Metal als touristisches Exportgut − in den 90er-Jahren hätte man davon nicht weiter weg sein können. Es sieht nach Provokationen einer Randerscheinung aus, als in Norwegen ein paar Bands die britische Heavy-Metal-Musik in eine dunklere, morbide Richtung lenken. Die Bands heissen «Immortal» oder «Darkthrone», sie fallen durch satanistisch anmutende Plattencover und eigenartige Darbietungen auf der Bühne auf. Doch in ihrer Verherrlichung nordischer Mythologie gehen einige der Musiker immer weiter. Ein Feindbild ist das Christentum, es brennen Kirchen, Empörung lodert durch die Boulevardmedien. Und die Nähe zu identitären, rechten Exponenten des Genres wie dem späteren Breivik-Bewunderer Varg Vikernes trägt wenig zur Entspannung der Lage bei. Die ganze Szene steht unter Beobachtung des Geheimdienstes, einige landen im Gefängnis, auch Espedal.

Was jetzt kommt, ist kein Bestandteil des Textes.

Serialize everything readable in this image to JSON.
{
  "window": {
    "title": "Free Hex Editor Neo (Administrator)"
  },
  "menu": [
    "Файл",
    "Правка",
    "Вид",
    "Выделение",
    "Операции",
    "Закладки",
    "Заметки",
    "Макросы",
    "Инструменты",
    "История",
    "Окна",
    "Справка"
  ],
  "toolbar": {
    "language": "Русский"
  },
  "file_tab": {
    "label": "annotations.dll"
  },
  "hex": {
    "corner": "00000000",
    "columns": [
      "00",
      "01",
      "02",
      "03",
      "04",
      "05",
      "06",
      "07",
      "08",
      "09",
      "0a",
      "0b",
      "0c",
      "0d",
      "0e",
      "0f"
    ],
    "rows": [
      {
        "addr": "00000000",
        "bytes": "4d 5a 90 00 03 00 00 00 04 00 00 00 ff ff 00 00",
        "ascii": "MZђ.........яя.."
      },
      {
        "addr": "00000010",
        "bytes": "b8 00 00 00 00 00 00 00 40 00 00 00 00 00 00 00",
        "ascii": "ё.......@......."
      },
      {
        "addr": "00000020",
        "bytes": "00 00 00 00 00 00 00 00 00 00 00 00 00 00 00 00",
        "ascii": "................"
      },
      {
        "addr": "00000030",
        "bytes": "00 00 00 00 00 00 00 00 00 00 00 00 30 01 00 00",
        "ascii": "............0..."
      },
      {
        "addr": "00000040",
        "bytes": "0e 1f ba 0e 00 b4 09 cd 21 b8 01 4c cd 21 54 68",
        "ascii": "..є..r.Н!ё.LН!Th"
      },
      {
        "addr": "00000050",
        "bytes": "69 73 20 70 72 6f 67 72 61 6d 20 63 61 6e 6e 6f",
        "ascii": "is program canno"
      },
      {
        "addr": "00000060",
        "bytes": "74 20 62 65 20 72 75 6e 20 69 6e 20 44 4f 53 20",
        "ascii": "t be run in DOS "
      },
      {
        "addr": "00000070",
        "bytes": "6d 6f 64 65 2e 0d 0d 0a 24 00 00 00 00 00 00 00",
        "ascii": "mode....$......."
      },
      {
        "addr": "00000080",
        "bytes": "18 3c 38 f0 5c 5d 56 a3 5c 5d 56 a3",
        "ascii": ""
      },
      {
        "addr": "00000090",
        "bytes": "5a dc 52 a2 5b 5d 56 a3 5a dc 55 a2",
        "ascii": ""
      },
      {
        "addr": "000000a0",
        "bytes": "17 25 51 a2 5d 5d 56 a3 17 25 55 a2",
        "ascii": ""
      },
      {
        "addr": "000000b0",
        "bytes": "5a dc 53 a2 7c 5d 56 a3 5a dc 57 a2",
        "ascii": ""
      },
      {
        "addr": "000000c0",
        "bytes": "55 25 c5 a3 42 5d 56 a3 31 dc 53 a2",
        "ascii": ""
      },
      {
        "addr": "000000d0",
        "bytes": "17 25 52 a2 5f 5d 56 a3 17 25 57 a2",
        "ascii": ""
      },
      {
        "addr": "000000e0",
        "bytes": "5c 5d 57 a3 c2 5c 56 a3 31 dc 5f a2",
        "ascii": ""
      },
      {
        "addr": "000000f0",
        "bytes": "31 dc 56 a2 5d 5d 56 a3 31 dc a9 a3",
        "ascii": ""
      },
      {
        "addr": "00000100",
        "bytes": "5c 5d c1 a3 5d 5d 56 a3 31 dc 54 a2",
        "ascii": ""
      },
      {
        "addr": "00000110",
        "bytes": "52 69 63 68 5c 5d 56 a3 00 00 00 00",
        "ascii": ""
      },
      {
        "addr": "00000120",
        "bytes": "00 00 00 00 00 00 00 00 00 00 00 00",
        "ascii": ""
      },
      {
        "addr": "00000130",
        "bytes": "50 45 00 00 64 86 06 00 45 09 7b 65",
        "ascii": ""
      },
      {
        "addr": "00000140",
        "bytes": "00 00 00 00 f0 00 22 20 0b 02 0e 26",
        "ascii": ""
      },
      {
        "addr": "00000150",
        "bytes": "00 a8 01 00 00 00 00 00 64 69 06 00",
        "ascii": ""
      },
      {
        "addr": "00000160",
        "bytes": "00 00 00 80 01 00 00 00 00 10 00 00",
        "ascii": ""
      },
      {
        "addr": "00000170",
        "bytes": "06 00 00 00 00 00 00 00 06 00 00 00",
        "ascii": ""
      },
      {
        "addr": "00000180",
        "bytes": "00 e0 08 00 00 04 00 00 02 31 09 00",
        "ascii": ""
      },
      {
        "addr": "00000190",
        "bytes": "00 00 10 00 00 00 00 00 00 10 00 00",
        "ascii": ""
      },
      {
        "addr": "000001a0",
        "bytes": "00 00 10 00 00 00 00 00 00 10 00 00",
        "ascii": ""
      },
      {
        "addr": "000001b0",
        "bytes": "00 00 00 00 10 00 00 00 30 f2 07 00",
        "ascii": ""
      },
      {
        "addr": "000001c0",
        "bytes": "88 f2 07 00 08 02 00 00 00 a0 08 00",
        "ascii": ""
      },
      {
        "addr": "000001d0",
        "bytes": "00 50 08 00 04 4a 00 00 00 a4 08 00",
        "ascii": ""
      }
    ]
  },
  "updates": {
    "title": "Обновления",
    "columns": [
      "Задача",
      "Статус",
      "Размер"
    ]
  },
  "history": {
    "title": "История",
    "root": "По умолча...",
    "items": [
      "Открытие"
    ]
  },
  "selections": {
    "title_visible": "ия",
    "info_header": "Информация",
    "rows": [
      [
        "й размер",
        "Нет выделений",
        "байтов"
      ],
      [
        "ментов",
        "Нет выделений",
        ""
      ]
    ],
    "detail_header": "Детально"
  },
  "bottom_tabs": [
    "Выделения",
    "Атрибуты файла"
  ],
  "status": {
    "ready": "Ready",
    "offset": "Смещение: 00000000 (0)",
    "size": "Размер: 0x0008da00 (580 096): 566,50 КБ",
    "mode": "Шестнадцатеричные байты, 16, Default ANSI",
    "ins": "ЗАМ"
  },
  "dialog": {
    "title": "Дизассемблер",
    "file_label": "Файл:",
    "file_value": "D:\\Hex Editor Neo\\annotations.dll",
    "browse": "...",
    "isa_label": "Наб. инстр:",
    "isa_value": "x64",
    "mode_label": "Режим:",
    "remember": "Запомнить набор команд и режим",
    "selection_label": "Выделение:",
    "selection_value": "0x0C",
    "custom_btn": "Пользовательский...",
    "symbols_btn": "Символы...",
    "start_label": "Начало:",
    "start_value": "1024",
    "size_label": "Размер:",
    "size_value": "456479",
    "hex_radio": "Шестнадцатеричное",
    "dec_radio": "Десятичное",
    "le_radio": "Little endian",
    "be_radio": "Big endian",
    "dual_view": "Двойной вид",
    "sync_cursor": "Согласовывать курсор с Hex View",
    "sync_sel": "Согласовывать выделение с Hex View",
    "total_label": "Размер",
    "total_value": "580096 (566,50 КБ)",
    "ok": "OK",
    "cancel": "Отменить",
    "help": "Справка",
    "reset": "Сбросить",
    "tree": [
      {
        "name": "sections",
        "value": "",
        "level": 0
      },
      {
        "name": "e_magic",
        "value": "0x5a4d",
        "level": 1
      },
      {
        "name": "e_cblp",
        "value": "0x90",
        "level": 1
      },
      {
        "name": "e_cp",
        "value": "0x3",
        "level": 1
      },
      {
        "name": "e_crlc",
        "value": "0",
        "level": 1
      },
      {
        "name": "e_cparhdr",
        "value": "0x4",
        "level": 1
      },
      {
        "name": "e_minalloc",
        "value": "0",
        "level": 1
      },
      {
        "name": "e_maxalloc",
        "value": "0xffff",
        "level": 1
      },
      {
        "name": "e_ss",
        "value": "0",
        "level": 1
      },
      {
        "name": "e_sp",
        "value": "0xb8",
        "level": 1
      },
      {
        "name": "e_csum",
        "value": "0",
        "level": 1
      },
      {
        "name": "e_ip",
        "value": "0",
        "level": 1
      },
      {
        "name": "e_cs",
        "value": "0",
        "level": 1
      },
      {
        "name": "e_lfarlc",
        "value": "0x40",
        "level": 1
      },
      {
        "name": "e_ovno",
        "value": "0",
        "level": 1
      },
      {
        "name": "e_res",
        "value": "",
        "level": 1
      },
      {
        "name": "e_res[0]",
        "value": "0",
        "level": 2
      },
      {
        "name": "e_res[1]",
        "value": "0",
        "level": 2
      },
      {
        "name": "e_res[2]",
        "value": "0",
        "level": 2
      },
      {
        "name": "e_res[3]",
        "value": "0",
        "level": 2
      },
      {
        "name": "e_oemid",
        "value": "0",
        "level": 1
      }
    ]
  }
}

«Black Metal ist keine Subkultur mehr»

25 Jahre später scheint das alles weit weg. Espedal bietet den Kunden in seiner Kunstgalerie gerne ein Gläschen Rotwein an, die Wut von damals ist verglüht. Doch wie so oft auf Reisen bleibt das Klischee ein treuer Begleiter. Norwegen, das Land der Trolle, Fjorde, Fischer. Black Metal, ein Grüppchen mürrischer, bärtiger Männer.

Den Bart macht man im Gesicht von Ivar Peersen ziemlich schnell aus, bedeckt er doch mehr als das halbe Gesicht. Aber mürrisch? Peersen erzählt zuweilen so lebhaft, dass der Zitronentee vor ihm erzittert. Wir treffen ihn im Plattenladen «Apollon», seit den 70ern ein Hotspot der Musikszene in Bergen.

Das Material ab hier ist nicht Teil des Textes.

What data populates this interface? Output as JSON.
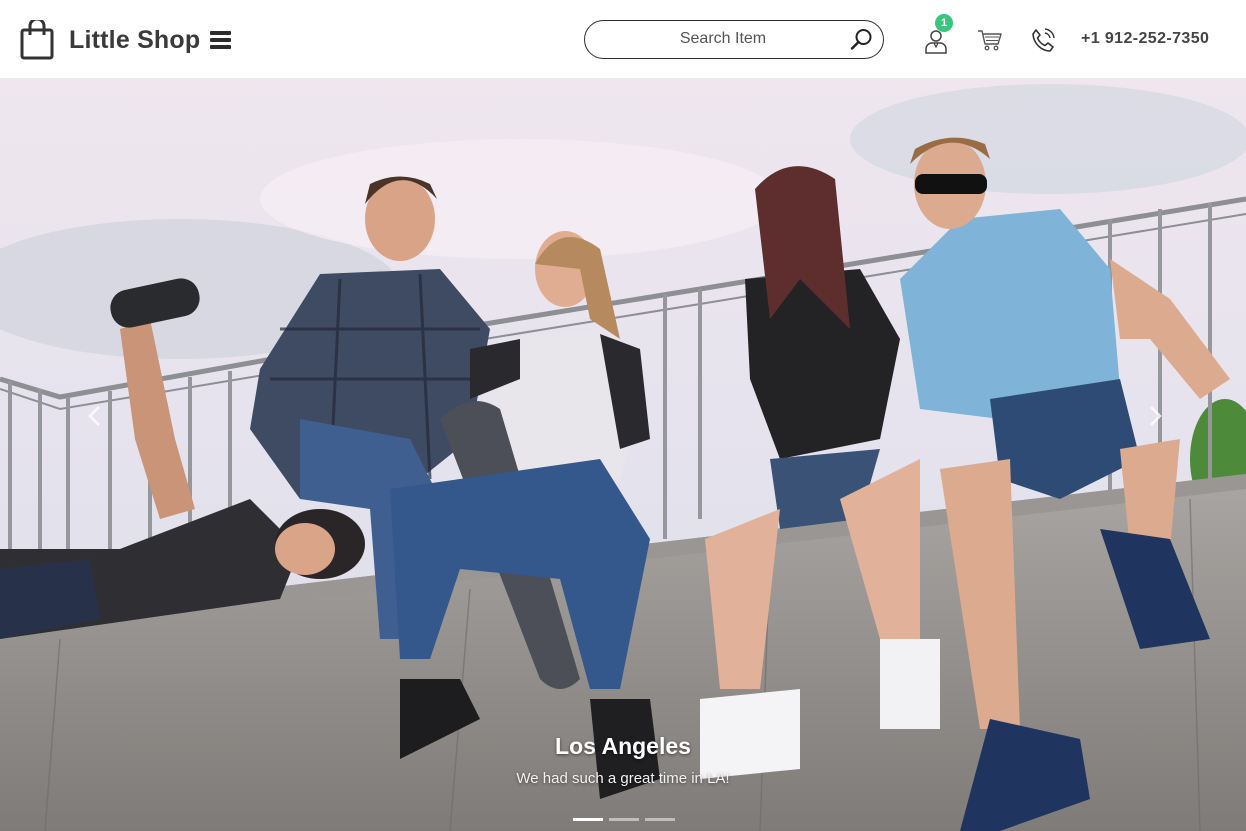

Ivar Peersen heisst auch Ivar Bjornson («bei der Steuerbehörde sorgt das manchmal für Verwirrung») und als solcher ist er mit seiner Band Enslaved eine Grösse in der Metal-Szene. «Black Metal ist keine Subkultur mehr», sagt er. Auch er ist Anfang 40, hat die ganze Entwicklung des Genres miterlebt und tritt heute mit seinen Musikern schon mal an den berühmten Festspielen von Bergen auf, ein Stelldichein von Grössen aus Klassik und World Music.

CCTV für Christus:
Die wiederaufgebaute Fantoft-Kirche bei Bergen.

CCTV für Christus:
Die wiederaufgebaute Fantoft-Kirche bei Bergen.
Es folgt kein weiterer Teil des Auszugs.